作:高樹ひろむ イラスト:MONDOさん

※ 「華代ちゃん」シリーズの詳細については、以下の公式ページを参照して下さい。
http://www7.plala.or.jp/mashiroyou/kayo_chan00.html


 毎年のように開かれる同人誌即売会「コミック・エキスポ」。
 「こみっくパラダイス」や「コミックタウン」ほどの規模ではないが、コスプレイヤーの参加が多くて、それを見ているだけでも飽きることがないという特徴がある、中堅クラスの即売会である。
 春野奈須雄(はるの なすお)は、お目当ての同人誌を買うためにその会場に来ていた。

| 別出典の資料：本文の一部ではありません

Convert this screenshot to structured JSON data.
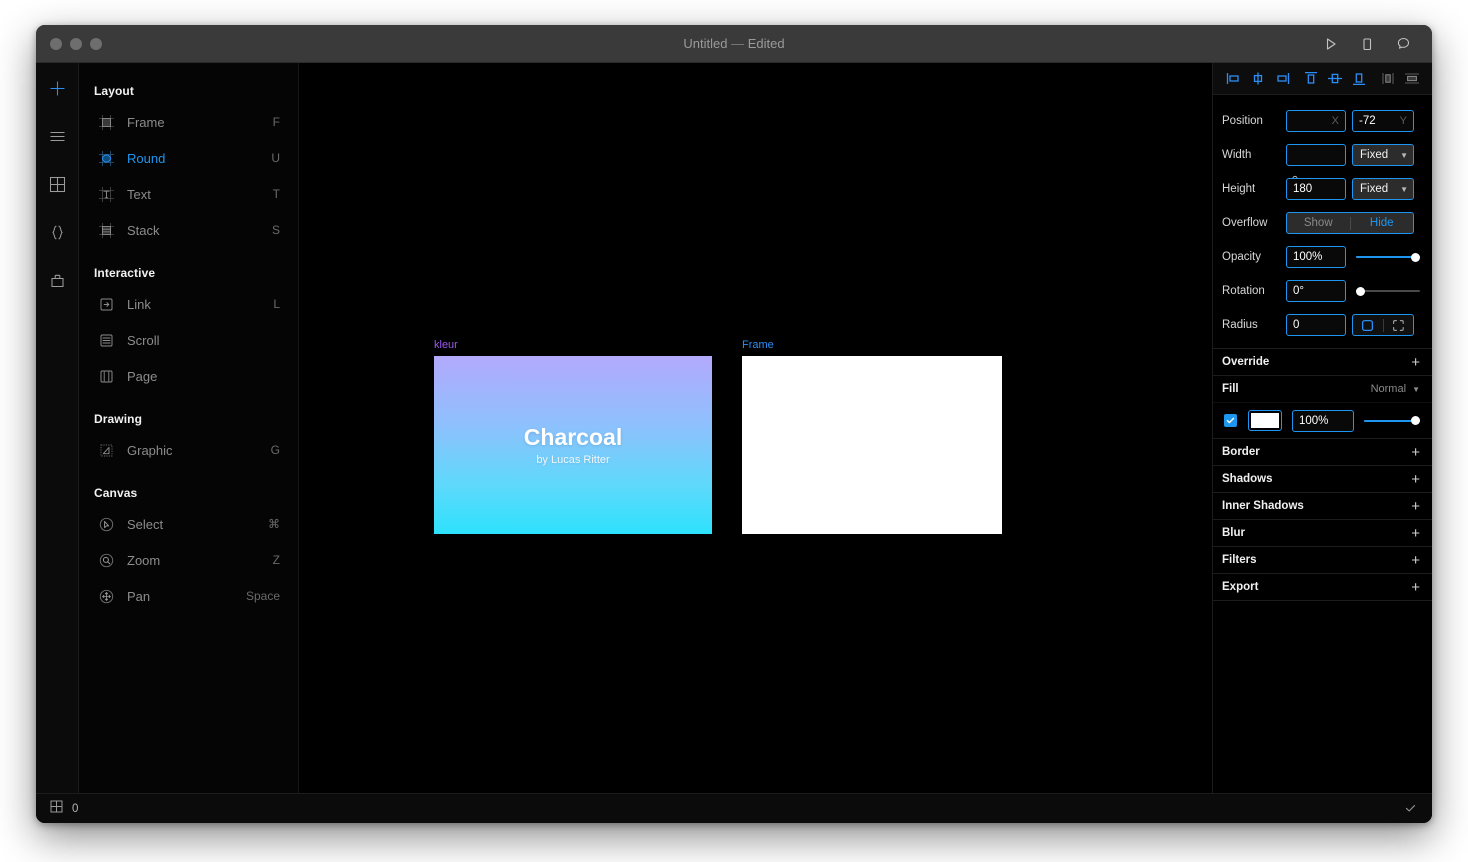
{
  "window": {
    "title": "Untitled",
    "title_dash": "—",
    "title_state": "Edited",
    "traffic_lights": [
      "close-button",
      "minimize-button",
      "maximize-button"
    ],
    "actions": [
      {
        "name": "preview-play-button",
        "icon": "play-icon"
      },
      {
        "name": "device-preview-button",
        "icon": "phone-icon"
      },
      {
        "name": "comments-button",
        "icon": "speech-bubble-icon"
      }
    ]
  },
  "rail": {
    "items": [
      {
        "name": "insert-button",
        "icon": "plus-icon",
        "accent": true
      },
      {
        "name": "layers-button",
        "icon": "hamburger-icon",
        "accent": false
      },
      {
        "name": "components-button",
        "icon": "grid-icon",
        "accent": false
      },
      {
        "name": "code-button",
        "icon": "braces-icon",
        "accent": false
      },
      {
        "name": "assets-button",
        "icon": "bag-icon",
        "accent": false
      }
    ]
  },
  "sidebar": {
    "groups": [
      {
        "title": "Layout",
        "items": [
          {
            "label": "Frame",
            "key": "F",
            "icon": "frame-icon",
            "selected": false
          },
          {
            "label": "Round",
            "key": "U",
            "icon": "ellipse-icon",
            "selected": true
          },
          {
            "label": "Text",
            "key": "T",
            "icon": "text-icon",
            "selected": false
          },
          {
            "label": "Stack",
            "key": "S",
            "icon": "stack-icon",
            "selected": false
          }
        ]
      },
      {
        "title": "Interactive",
        "items": [
          {
            "label": "Link",
            "key": "L",
            "icon": "link-icon",
            "selected": false
          },
          {
            "label": "Scroll",
            "key": "",
            "icon": "scroll-icon",
            "selected": false
          },
          {
            "label": "Page",
            "key": "",
            "icon": "page-icon",
            "selected": false
          }
        ]
      },
      {
        "title": "Drawing",
        "items": [
          {
            "label": "Graphic",
            "key": "G",
            "icon": "graphic-icon",
            "selected": false
          }
        ]
      },
      {
        "title": "Canvas",
        "items": [
          {
            "label": "Select",
            "key": "⌘",
            "icon": "cursor-icon",
            "selected": false
          },
          {
            "label": "Zoom",
            "key": "Z",
            "icon": "magnifier-icon",
            "selected": false
          },
          {
            "label": "Pan",
            "key": "Space",
            "icon": "move-icon",
            "selected": false
          }
        ]
      }
    ]
  },
  "canvas": {
    "artboards": [
      {
        "name": "kleur",
        "label_color": "#9b59f0",
        "kind": "gradient",
        "title": "Charcoal",
        "subtitle": "by Lucas Ritter",
        "gradient_from": "#b3a9fd",
        "gradient_to": "#2ee2fd"
      },
      {
        "name": "Frame",
        "label_color": "#2b8ef5",
        "kind": "blank",
        "fill": "#ffffff"
      }
    ]
  },
  "inspector": {
    "align_tools": [
      {
        "name": "align-left-button",
        "icon": "align-left-icon",
        "active": true
      },
      {
        "name": "align-horizontal-center-button",
        "icon": "align-h-center-icon",
        "active": true
      },
      {
        "name": "align-right-button",
        "icon": "align-right-icon",
        "active": true
      },
      {
        "name": "align-top-button",
        "icon": "align-top-icon",
        "active": true
      },
      {
        "name": "align-vertical-center-button",
        "icon": "align-v-center-icon",
        "active": true
      },
      {
        "name": "align-bottom-button",
        "icon": "align-bottom-icon",
        "active": true
      },
      {
        "name": "distribute-horizontal-button",
        "icon": "distribute-h-icon",
        "active": false
      },
      {
        "name": "distribute-vertical-button",
        "icon": "distribute-v-icon",
        "active": false
      }
    ],
    "position": {
      "label": "Position",
      "x_value": "",
      "x_unit": "X",
      "y_value": "-72",
      "y_unit": "Y"
    },
    "width": {
      "label": "Width",
      "value": "",
      "mode": "Fixed"
    },
    "height": {
      "label": "Height",
      "value": "180",
      "mode": "Fixed"
    },
    "overflow": {
      "label": "Overflow",
      "option_off": "Show",
      "option_on": "Hide"
    },
    "opacity": {
      "label": "Opacity",
      "value": "100%",
      "slider_percent": 100
    },
    "rotation": {
      "label": "Rotation",
      "value": "0°",
      "slider_percent": 0
    },
    "radius": {
      "label": "Radius",
      "value": "0",
      "mode_uniform_icon": "rounded-square-icon",
      "mode_individual_icon": "corners-icon"
    },
    "sections": [
      {
        "name": "Override",
        "action": "+"
      },
      {
        "name": "Border",
        "action": "+"
      },
      {
        "name": "Shadows",
        "action": "+"
      },
      {
        "name": "Inner Shadows",
        "action": "+"
      },
      {
        "name": "Blur",
        "action": "+"
      },
      {
        "name": "Filters",
        "action": "+"
      },
      {
        "name": "Export",
        "action": "+"
      }
    ],
    "fill": {
      "title": "Fill",
      "blend_mode": "Normal",
      "enabled": true,
      "color": "#ffffff",
      "opacity": "100%",
      "slider_percent": 100
    }
  },
  "statusbar": {
    "grid_icon": "grid-icon",
    "count": "0",
    "confirm_icon": "check-icon"
  },
  "colors": {
    "accent": "#1e96f0",
    "panel_bg": "#000000",
    "titlebar_bg": "#3a3a3a"
  }
}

 辺りを見回すと、いつものごとくコスプレしている人たちがいる。しかし……
「いいかげんに見苦しい女装は止めてほしいよなあ、……といっても毎度のことだけど。はぁ」
 そんなこと言って溜息をついていると、突然小さな女の子が話しかけてきた。
「お兄さん、何か悩んでるみたいだけど、どうしたんですか?」
「きみは?」
「あたしはセールスレディです! 何か悩み事はありませんか? お兄さん」
 そう言って名刺を渡してくる。奈須雄が受け取ると、それにはこう書いてあった。

「ココロとカラダの悩み、お受けいたします 真城 華代」


「しんじょう かよちゃん?」
「ましろ かよです。何か悩み事がありましたら遠慮なくお申し付けください」
「と言われても、お金なんか持ってないし」
 もちろん嘘である。お目当ての同人誌を買うために十分過ぎるほどのお金は持ってきた。
「いえ、お金なんかいただきません。お客様に喜んでいただければそれで」

(どうせ何かのコスプレでセールスマンごっこをしているのだろう、まあ適当に相手してやるか。……それにしてもそんな漫画やアニメなんてあったっけ? ま、いいか)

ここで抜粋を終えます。